Review: Just Ella is a popular retelling of the fairy tale everyone loves: Cinderella. I was pretty excited when I discovered it and added to my growing list of Cinderella stories to read. The plot sounded really good -- after the ball, Cinderella discovers that "happily ever after" may not be all that it's cracked up to be. What could be more interesting?

But reading this book, I found myself quickly disappointed. Ella does nothing but complain in the palace, and though you can hardly blame her (she suffers through hours of needlepoint, boring conversations, and iron corsets, for cat's sake!), it quickly got on my nerves. She was only fifteen years old, but alternated between acting like a five year old and an old grump. The life of the royal court was greatly exaggerated for the sake of the fairy tale, but at times (in those rare instances when luck finally won out), it grew to be humorous. Most of the characters were really shallow, and it was hard to connect with them. I got irritated with some of the plot twists, as characters were doing things out of character, in a sense. 

I've seen other reviews of this book that say this story would have been more satisfactory if the author had given more of a decided ending.
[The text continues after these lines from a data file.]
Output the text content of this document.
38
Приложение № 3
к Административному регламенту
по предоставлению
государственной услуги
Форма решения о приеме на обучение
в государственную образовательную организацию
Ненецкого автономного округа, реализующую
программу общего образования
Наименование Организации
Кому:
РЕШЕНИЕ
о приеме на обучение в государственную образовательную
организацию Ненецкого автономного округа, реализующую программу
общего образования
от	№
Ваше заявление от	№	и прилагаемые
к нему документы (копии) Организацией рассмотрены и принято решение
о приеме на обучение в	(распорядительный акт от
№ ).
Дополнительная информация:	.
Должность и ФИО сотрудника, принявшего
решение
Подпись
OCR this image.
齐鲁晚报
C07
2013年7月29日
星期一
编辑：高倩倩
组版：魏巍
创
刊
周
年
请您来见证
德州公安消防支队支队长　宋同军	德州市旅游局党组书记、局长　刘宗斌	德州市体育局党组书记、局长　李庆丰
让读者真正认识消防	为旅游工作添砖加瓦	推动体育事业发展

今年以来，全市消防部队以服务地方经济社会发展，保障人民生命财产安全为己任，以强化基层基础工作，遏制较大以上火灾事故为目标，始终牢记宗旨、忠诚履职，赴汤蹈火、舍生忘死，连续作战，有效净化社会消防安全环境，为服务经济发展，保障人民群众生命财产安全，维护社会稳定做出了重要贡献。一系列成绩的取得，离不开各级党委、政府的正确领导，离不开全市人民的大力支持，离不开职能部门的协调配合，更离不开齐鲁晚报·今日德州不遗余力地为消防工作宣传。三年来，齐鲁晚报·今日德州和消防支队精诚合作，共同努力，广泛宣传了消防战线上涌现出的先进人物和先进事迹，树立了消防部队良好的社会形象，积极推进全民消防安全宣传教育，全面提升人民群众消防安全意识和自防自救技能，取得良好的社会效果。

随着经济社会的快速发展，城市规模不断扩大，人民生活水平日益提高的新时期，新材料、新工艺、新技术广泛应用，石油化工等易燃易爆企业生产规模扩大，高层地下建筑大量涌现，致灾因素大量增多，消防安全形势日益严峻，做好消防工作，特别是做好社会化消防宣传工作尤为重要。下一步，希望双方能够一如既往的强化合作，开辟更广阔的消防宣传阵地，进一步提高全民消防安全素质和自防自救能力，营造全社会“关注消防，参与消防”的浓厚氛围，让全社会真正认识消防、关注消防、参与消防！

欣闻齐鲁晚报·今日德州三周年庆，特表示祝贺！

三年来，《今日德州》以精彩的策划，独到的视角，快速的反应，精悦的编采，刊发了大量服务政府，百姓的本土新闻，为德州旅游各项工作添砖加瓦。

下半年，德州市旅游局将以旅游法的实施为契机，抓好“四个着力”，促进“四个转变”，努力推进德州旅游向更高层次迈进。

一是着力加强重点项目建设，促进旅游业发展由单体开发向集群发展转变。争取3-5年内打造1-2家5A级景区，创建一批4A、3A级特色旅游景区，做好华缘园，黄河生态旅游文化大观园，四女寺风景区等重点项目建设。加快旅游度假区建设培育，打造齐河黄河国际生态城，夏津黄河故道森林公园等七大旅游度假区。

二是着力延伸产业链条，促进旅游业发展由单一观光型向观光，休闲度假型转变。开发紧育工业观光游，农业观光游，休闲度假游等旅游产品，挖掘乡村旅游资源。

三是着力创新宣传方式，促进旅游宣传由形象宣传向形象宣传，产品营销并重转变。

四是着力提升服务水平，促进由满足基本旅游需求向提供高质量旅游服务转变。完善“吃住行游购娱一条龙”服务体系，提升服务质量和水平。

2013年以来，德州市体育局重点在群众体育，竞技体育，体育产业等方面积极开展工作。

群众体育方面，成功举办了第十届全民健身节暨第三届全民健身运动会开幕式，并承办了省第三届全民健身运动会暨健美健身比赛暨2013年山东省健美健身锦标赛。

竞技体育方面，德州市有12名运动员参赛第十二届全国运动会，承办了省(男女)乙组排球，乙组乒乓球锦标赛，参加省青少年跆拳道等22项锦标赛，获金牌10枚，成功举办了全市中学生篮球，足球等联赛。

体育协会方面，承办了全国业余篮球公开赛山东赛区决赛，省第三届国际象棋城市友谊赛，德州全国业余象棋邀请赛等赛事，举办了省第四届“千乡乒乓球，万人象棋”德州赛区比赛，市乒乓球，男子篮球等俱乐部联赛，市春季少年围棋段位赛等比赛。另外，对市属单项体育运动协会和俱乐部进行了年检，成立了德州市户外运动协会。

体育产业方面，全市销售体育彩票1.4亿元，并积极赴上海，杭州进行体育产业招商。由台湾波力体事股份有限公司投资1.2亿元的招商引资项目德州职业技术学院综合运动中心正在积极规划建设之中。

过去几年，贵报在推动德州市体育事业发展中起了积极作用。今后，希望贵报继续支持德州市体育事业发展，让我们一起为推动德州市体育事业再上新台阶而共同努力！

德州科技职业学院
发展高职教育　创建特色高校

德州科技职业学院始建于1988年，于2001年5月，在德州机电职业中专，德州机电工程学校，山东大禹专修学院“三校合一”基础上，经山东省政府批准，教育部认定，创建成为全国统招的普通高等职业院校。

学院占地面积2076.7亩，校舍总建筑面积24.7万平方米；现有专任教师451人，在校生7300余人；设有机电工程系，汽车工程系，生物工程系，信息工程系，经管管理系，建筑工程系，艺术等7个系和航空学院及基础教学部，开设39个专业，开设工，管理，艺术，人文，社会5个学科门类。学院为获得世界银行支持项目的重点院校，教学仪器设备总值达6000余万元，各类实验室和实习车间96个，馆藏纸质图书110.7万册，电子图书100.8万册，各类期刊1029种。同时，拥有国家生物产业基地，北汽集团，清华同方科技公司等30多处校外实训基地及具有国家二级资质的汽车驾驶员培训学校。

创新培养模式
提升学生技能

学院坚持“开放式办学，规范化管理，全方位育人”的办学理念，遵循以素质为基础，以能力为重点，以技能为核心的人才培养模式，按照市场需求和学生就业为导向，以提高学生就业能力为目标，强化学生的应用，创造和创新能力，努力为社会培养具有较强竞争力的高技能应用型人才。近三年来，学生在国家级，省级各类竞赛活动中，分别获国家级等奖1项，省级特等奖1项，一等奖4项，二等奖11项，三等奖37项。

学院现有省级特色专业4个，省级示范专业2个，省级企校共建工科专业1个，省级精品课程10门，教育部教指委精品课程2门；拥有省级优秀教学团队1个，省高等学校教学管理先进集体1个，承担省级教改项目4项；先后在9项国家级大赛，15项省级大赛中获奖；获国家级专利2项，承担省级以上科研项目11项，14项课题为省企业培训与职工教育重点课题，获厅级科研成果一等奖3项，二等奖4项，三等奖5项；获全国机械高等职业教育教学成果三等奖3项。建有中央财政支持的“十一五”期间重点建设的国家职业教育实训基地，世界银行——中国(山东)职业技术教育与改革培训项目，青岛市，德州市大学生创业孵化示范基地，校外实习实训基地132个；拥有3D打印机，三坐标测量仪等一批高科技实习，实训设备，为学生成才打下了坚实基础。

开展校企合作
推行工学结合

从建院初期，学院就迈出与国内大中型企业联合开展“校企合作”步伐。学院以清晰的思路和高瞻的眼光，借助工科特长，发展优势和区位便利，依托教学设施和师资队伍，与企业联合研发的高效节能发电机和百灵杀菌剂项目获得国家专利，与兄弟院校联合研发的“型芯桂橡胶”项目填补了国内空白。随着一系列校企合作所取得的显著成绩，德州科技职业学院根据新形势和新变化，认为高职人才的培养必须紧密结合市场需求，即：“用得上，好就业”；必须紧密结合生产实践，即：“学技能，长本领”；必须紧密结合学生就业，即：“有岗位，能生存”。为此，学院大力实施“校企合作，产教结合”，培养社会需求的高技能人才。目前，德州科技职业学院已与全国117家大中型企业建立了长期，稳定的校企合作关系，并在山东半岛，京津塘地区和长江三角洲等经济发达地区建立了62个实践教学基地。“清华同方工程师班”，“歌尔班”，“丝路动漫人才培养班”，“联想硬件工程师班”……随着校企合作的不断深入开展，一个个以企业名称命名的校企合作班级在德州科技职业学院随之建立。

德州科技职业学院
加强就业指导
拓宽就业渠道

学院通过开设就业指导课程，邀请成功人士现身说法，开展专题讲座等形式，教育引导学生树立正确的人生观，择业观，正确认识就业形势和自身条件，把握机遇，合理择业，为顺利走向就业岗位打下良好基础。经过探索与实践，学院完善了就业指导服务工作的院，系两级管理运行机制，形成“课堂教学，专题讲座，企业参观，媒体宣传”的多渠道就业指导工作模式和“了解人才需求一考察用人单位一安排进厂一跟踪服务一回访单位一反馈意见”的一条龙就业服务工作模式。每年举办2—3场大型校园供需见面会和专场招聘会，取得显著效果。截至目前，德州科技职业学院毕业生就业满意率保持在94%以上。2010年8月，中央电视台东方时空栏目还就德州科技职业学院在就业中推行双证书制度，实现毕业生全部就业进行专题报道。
Haddix continues a bit of Ella's story in the second book of the Palace Chronicles, Palace of Mirrors (which I read a few years ago). I didn't even know it was part of a series, as both books tend to stand alone, save for a few mentions of Ella in the second. On the whole, while I found the ideas very interesting, I wasn't very impressed with either of the books.

Advisory: There were quite a few crude and "adult" comments that I was greatly displeased over, and for that, I don't think I could recommend the book for readers under 14. I'm 20 and I was disgusted reading them.

For romance -- there is one kiss when Ella "falls in love" with the prince, and she thinks about cuddling a lot, but I didn't notice anything other than that.

Rating: 2 out of 5 stars

Click here to buy Just Ella on Amazon!

1 comment:

  1. Personally, I loved the idea of this book, and I like how it retold the actual fairy tale, but beyond that, I was really disappointed in it when I read it. I loved the cover though, the one you have here. Can't say as much for the cover that it changed to, since that one felt way too modern for the story.